Uma abstenção muito elevada no domingo poderia derrubar todas as projeções do comitê de Fernando Henrique e impor-lhe a zebra do segundo turno. Até o momento, as pesquisas de intenção de voto o colocam com cerca de 11 pontos de vantagem sobre a soma dos demais candidatos. A avaliação do coordenador político da campanha de Fernando Henrique, Euclides Scalco, é de que não há mais tempo para Ciro Gomes crescer e provocar o risco de um segundo turno. O crescimento de Ciro não ameaça a vitória de Fernando Henrique em primeiro turno, disse ele. Segundo Scalco, levantamentos do comitê mostram que Ciro tem oscilado nas pesquisas entre 6% e 9%.
Mas agora a mobilização é a palavra de ordem no comitê.É muito importante que as pessoas compareçam às urnas para votar neste domingo, disse o coordenador de mobilização, José Abrão, que decidiu envolver até os ministros do governo de Fernando Henrique na campanha pela reeleição, enviando-os camisetas com o nome do candidato para serem usadas no dia da votação. Todos devem participar do processo eleitoral com civismo, inclusive os ministros, sugeriu ele. Se eles já vestiram a camisa do governo, que vistam agora a camisa da reeleição.
Pelo menos 2,5 milhões de camisetas foram distribuídas para eleitores de todo o País até ontem, último dia permitido pela legislação. Esse volume é para garantir que uma parte do eleitorado - aquela que não tem voto definido - seja acionado pela onda da militância. Outra preocupação do comitê é com a resistência de outra parcela de eleitores com a urna eletrônica. O voto eletrônico chegará pela primeira vez em 480 municípios do País. O temor é de que a abstenção seja grande nesses locais porque seus eleitores nunca participaram de uma votação eletrônica antes.
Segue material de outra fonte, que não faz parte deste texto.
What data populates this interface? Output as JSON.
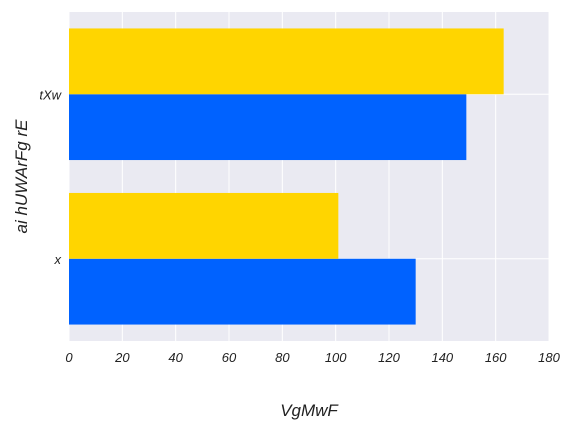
{
  "chart_data": {
    "type": "bar",
    "orientation": "horizontal",
    "categories": [
      "x",
      "tXw"
    ],
    "series": [
      {
        "values": [
          130,
          149
        ],
        "color": "#0062ff"
      },
      {
        "values": [
          101,
          163
        ],
        "color": "#ffd500"
      }
    ],
    "xlabel": "VgMwF",
    "ylabel": "ai hUWArFg rE",
    "xlim": [
      0,
      180
    ],
    "xticks": [
      0,
      20,
      40,
      60,
      80,
      100,
      120,
      140,
      160,
      180
    ],
    "xtick_labels": [
      "0",
      "20",
      "40",
      "60",
      "80",
      "100",
      "120",
      "140",
      "160",
      "180"
    ],
    "grid": true,
    "background": "#eaeaf2"
  }
}
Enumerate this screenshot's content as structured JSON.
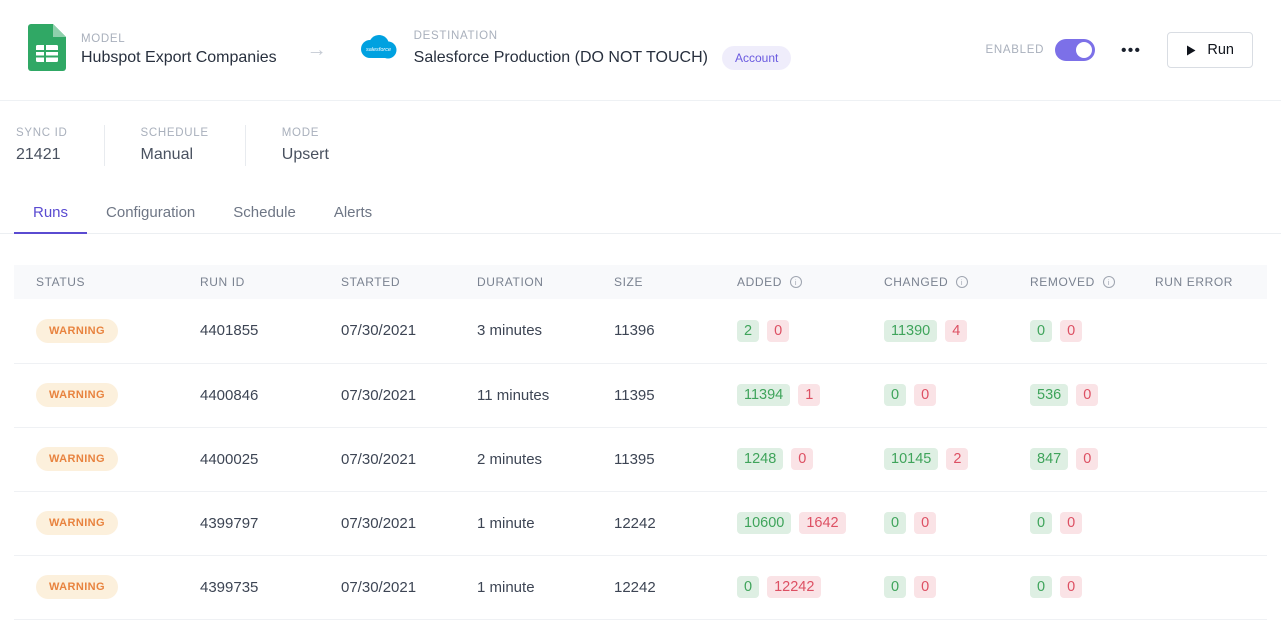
{
  "colors": {
    "accent_purple": "#5a4bd1",
    "toggle_purple": "#7c70e8",
    "warning_text": "#e8833f",
    "warning_bg": "#fcf0dc",
    "success_text": "#3fa45b",
    "success_bg": "#deefe3",
    "danger_text": "#dd5063",
    "danger_bg": "#fae3e6",
    "salesforce_blue": "#00a1e0",
    "sheets_green": "#30a865"
  },
  "header": {
    "model": {
      "label": "MODEL",
      "name": "Hubspot Export Companies"
    },
    "arrow": "→",
    "destination": {
      "label": "DESTINATION",
      "name": "Salesforce Production (DO NOT TOUCH)",
      "badge": "Account"
    },
    "enabled_label": "ENABLED",
    "overflow_menu": "•••",
    "run_button": "Run"
  },
  "meta": [
    {
      "label": "SYNC ID",
      "value": "21421"
    },
    {
      "label": "SCHEDULE",
      "value": "Manual"
    },
    {
      "label": "MODE",
      "value": "Upsert"
    }
  ],
  "tabs": [
    {
      "label": "Runs",
      "active": true
    },
    {
      "label": "Configuration",
      "active": false
    },
    {
      "label": "Schedule",
      "active": false
    },
    {
      "label": "Alerts",
      "active": false
    }
  ],
  "table": {
    "columns": [
      {
        "label": "STATUS",
        "info": false
      },
      {
        "label": "RUN ID",
        "info": false
      },
      {
        "label": "STARTED",
        "info": false
      },
      {
        "label": "DURATION",
        "info": false
      },
      {
        "label": "SIZE",
        "info": false
      },
      {
        "label": "ADDED",
        "info": true
      },
      {
        "label": "CHANGED",
        "info": true
      },
      {
        "label": "REMOVED",
        "info": true
      },
      {
        "label": "RUN ERROR",
        "info": false
      }
    ],
    "rows": [
      {
        "status": "WARNING",
        "run_id": "4401855",
        "started": "07/30/2021",
        "duration": "3 minutes",
        "size": "11396",
        "added": {
          "ok": "2",
          "fail": "0"
        },
        "changed": {
          "ok": "11390",
          "fail": "4"
        },
        "removed": {
          "ok": "0",
          "fail": "0"
        },
        "run_error": ""
      },
      {
        "status": "WARNING",
        "run_id": "4400846",
        "started": "07/30/2021",
        "duration": "11 minutes",
        "size": "11395",
        "added": {
          "ok": "11394",
          "fail": "1"
        },
        "changed": {
          "ok": "0",
          "fail": "0"
        },
        "removed": {
          "ok": "536",
          "fail": "0"
        },
        "run_error": ""
      },
      {
        "status": "WARNING",
        "run_id": "4400025",
        "started": "07/30/2021",
        "duration": "2 minutes",
        "size": "11395",
        "added": {
          "ok": "1248",
          "fail": "0"
        },
        "changed": {
          "ok": "10145",
          "fail": "2"
        },
        "removed": {
          "ok": "847",
          "fail": "0"
        },
        "run_error": ""
      },
      {
        "status": "WARNING",
        "run_id": "4399797",
        "started": "07/30/2021",
        "duration": "1 minute",
        "size": "12242",
        "added": {
          "ok": "10600",
          "fail": "1642"
        },
        "changed": {
          "ok": "0",
          "fail": "0"
        },
        "removed": {
          "ok": "0",
          "fail": "0"
        },
        "run_error": ""
      },
      {
        "status": "WARNING",
        "run_id": "4399735",
        "started": "07/30/2021",
        "duration": "1 minute",
        "size": "12242",
        "added": {
          "ok": "0",
          "fail": "12242"
        },
        "changed": {
          "ok": "0",
          "fail": "0"
        },
        "removed": {
          "ok": "0",
          "fail": "0"
        },
        "run_error": ""
      }
    ]
  }
}
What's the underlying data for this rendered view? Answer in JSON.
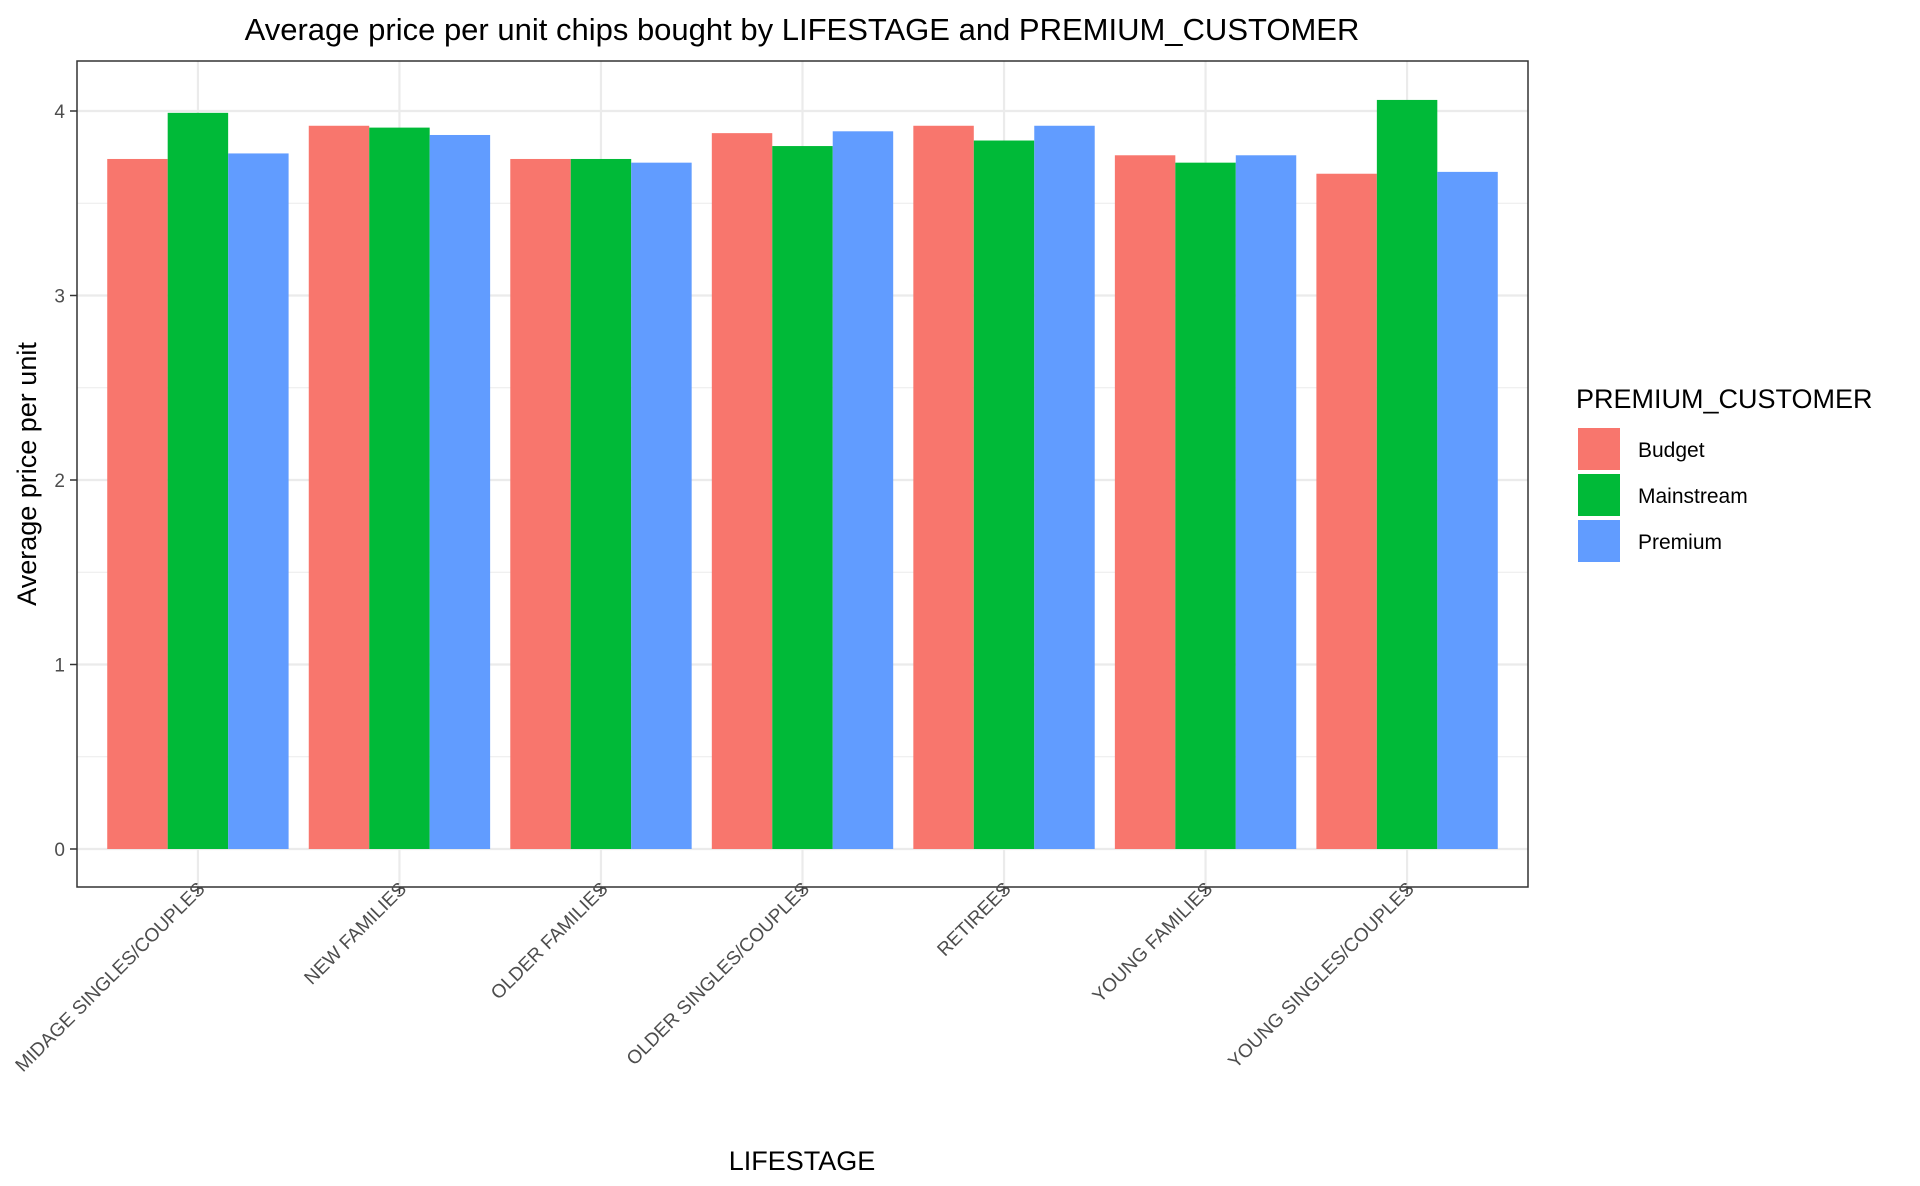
{
  "chart_data": {
    "type": "bar",
    "title": "Average price per unit chips bought by LIFESTAGE and PREMIUM_CUSTOMER",
    "xlabel": "LIFESTAGE",
    "ylabel": "Average price per unit",
    "ylim": [
      0,
      4.27
    ],
    "yticks": [
      0,
      1,
      2,
      3,
      4
    ],
    "grid": true,
    "legend": {
      "title": "PREMIUM_CUSTOMER",
      "placement": "right"
    },
    "categories": [
      "MIDAGE SINGLES/COUPLES",
      "NEW FAMILIES",
      "OLDER FAMILIES",
      "OLDER SINGLES/COUPLES",
      "RETIREES",
      "YOUNG FAMILIES",
      "YOUNG SINGLES/COUPLES"
    ],
    "series": [
      {
        "name": "Budget",
        "color": "#F8766D",
        "values": [
          3.74,
          3.92,
          3.74,
          3.88,
          3.92,
          3.76,
          3.66
        ]
      },
      {
        "name": "Mainstream",
        "color": "#00BA38",
        "values": [
          3.99,
          3.91,
          3.74,
          3.81,
          3.84,
          3.72,
          4.06
        ]
      },
      {
        "name": "Premium",
        "color": "#619CFF",
        "values": [
          3.77,
          3.87,
          3.72,
          3.89,
          3.92,
          3.76,
          3.67
        ]
      }
    ]
  }
}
Esse motivo levou o comitê a colocar em ação outra estratégia. Começou distribuindo 40 mil cartilhas destinadas a militantes para orientarem o eleitor a votar na urna eletrônica. Essas cartilhas chegaram aos 49 comitês ligados a Fernando Henrique, em todos os Estados. O comitê central espera que esta mobilização atinja 2 milhões de eleitores, se cada monitor que receber uma cartilha orientar 50 pessoas.
Quanto mais expressiva a votação em Fernando Henrique, mais força ele terá para iniciar o próximo governo, justifica o coordenador político do comitê. O último programa da televisão do candidato insistiu ao eleitor que não vote nulo ou em branco. A dupla sertaneja Chitãozinho e Xororó defendeu a reeleição de Fernando Henrique e o chamou de bom amigo. À noite, os marqueteiros carregaram no apelo emocional. Cenas dos filhos do ex-ministro Sérgio Motta e ex-deputado Luís Eduardo Magalhães - mortos em abril desse ano -, Renata e Luís Eduardo Filho abriram o programa.
Depois que um locutor diz que Fernando Henrique é a melhor opção por ser preparado, firme, competente, o próprio candidato entra em cena para dizer que não vai trair o eleitor que votar nele: Comigo a inflação não volta, comigo não haverá sustos, nem sobressaltos, comigo não tem pacote, não vou jogar fora um passado de luta, os milhões de votos que o Brasil me deu em 94 e todo o apoio que você tem me dado ao longo desses quatro anos, traindo sua confiança após as eleições, prometeu o presidente-candidato.
FMIO presidente do Senado, Antonio Carlos Magalhães (PFL-BA), disse ontem em Salvador que nas negociações que fará em Washington, onde o ministro da Fazenda, Pedro Malan, participa da reunião do Fundo Monetário Internacional (FMI), o Brasil não aceitará nenhuma exigência que atinja os interesses nacionais. ACM antecipou que está descartada a adoção de medidas que resultem em prejuízo para os setores importantes do País, principalmente os que comprometam as melhorias alcançadas pelas camadas mais carentes da população.
O Brasil vai negociar em Washington, afirmou o senador. Mas eu posso garantir que não fará nenhum acordo que fira os interesses nacionais. Segundo ele, a situação internacional exige que o presidente Fernando Henrique Cardoso e as autoridades da área econômica discutam uma saída nos fóruns adequados.